Cotton on the other hand has managed another strong performance, increasing 96 points on July to come out of the volatility experienced last week better overall, closing at 87.39 USc/lb. While much of the volatility last week was speculator driven, the planting report has highlighted the slow pace of sowing of cotton with only 17% in the ground compared with 35% last year. The US is also still managing to maintain a strong export pace into China at the moment which has also been supportive.

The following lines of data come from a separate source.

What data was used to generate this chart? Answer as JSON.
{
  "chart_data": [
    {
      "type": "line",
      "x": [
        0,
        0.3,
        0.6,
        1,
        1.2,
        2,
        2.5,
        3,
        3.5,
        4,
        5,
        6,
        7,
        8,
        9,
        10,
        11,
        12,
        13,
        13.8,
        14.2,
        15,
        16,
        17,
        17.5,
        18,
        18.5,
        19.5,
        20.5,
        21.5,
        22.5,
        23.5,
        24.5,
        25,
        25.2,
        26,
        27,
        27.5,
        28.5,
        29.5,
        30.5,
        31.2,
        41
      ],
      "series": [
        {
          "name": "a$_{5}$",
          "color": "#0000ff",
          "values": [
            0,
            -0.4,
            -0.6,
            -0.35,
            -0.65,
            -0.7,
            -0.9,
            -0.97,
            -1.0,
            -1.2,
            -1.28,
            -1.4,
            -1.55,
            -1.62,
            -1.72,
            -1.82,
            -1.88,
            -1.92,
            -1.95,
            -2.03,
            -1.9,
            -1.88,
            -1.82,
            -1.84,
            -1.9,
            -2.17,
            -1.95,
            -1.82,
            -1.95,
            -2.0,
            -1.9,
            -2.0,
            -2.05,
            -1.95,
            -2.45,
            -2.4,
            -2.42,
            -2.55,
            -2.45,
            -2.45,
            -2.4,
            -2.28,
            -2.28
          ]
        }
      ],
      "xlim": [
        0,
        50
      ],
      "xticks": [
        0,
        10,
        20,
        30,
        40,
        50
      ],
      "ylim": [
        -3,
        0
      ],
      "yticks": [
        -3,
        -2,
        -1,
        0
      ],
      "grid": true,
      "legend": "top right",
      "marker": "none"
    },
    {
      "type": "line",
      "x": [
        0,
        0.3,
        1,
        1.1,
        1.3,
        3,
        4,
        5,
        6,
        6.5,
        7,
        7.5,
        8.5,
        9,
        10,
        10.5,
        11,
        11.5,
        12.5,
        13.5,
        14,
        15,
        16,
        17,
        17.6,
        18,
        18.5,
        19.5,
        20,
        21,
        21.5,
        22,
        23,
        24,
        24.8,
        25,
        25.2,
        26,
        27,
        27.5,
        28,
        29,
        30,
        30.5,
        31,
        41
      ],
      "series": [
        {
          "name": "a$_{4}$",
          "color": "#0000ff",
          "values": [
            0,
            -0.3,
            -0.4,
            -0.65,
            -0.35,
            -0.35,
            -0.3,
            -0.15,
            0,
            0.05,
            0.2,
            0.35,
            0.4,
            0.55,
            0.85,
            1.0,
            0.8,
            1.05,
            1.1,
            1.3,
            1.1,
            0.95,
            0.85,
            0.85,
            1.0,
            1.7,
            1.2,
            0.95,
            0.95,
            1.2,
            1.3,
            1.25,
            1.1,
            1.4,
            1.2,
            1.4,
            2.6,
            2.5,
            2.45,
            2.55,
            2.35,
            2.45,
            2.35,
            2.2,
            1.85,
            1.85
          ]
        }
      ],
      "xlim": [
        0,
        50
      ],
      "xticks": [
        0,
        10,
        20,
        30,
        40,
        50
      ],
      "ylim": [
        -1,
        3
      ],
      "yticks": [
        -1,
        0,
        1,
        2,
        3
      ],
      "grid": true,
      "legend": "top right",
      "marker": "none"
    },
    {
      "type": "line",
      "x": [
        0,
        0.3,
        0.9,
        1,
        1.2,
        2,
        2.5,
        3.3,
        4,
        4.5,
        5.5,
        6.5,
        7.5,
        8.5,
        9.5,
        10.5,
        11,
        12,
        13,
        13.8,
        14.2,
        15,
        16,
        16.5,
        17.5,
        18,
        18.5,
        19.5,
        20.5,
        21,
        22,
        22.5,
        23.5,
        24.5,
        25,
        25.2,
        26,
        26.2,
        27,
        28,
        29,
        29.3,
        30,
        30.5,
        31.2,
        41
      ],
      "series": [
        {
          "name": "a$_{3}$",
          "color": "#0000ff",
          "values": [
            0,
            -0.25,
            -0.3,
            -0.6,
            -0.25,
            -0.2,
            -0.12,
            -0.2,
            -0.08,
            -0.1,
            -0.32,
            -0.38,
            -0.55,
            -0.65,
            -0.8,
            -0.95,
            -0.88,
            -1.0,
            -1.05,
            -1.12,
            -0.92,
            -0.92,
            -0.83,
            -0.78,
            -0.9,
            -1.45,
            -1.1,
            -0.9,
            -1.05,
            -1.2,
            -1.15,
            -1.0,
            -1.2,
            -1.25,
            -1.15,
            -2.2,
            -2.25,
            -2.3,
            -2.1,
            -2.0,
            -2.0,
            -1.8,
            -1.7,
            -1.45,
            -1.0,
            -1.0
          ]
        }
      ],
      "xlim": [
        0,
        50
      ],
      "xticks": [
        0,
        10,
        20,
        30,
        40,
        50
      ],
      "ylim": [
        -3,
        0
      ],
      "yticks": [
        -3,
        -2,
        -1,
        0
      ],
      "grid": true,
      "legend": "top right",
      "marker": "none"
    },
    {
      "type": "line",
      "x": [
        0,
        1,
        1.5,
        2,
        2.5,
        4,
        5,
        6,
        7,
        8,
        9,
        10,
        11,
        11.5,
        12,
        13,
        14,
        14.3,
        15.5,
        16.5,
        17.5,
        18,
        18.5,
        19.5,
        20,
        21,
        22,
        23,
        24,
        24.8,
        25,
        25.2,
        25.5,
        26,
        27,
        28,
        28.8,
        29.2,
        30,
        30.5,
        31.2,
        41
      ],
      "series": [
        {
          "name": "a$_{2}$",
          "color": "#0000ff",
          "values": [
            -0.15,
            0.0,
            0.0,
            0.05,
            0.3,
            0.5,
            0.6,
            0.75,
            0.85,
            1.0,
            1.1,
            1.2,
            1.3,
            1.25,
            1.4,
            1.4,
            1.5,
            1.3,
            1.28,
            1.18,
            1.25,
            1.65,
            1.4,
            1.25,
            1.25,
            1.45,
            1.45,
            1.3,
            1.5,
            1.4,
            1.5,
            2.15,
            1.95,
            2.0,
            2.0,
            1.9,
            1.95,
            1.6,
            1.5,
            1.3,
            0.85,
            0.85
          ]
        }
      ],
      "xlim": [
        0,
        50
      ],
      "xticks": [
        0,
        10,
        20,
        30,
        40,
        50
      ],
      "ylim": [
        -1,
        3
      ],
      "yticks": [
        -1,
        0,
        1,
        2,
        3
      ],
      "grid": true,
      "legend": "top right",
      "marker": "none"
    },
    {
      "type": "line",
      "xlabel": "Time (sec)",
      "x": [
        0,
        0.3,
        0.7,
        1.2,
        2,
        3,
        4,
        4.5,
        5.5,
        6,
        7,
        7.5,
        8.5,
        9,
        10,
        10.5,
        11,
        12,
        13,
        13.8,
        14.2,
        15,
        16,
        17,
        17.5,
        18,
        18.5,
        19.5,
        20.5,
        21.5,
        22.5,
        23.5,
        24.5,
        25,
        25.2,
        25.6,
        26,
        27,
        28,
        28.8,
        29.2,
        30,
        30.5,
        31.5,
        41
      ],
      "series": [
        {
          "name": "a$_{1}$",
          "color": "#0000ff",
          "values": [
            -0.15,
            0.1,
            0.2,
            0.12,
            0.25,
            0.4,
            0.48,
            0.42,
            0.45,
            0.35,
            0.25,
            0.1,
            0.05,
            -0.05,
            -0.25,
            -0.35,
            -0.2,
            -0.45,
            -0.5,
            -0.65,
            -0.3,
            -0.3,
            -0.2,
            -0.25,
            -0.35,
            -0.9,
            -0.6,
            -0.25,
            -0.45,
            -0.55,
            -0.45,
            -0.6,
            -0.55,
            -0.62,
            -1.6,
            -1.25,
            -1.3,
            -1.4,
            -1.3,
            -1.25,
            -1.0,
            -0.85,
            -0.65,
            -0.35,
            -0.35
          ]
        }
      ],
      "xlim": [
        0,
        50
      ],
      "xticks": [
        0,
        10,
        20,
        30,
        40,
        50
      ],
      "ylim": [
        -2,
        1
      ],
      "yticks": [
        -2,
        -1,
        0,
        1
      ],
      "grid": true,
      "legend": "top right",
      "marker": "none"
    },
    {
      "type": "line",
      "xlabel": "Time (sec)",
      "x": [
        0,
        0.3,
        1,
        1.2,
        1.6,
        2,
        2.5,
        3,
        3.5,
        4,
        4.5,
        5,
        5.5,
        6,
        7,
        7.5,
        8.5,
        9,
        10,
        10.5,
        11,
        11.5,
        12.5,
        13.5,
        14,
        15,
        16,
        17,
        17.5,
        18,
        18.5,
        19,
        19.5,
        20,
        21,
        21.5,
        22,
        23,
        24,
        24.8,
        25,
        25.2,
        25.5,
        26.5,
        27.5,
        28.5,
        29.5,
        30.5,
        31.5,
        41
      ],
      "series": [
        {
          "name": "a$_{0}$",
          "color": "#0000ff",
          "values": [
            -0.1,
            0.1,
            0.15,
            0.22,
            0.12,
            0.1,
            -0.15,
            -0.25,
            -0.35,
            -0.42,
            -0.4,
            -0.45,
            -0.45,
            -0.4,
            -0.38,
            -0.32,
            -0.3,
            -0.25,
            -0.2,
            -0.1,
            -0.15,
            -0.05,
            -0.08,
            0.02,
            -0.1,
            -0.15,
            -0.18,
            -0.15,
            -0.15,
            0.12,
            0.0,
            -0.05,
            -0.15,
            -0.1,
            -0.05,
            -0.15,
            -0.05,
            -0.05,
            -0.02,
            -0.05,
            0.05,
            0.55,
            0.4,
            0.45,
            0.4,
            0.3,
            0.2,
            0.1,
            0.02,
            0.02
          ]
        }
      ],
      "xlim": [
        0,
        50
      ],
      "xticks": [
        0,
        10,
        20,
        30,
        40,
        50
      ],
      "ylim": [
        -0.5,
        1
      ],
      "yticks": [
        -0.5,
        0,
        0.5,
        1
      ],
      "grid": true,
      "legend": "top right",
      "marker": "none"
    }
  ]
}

Domestically, the continued dryness experienced across the east coast should limit the large losses experienced in futures values. Demand for all feed grades remains strong across buyers, with homes available for destinations from the North to the plains. Also strong numbers can be found in the system for most grades, particularly APW and ASW both Brisbane and Newcastle track, while premiums can be found for certain sites. Please call if interested in pricing a parcel. With sorghum harvest continuing into May price, has firmed over the last fortnight, with strong demand still available for prompt homes along with pick up or delivery delayed to June/July. Track numbers have also pushed in to the $270s. We continue to have strong demand for any mungbeans that are being harvested at the moment, please give the office a call to discuss pricing options. ECOM have a strong appetite for 2014 Cotton, having made recent sales to end users.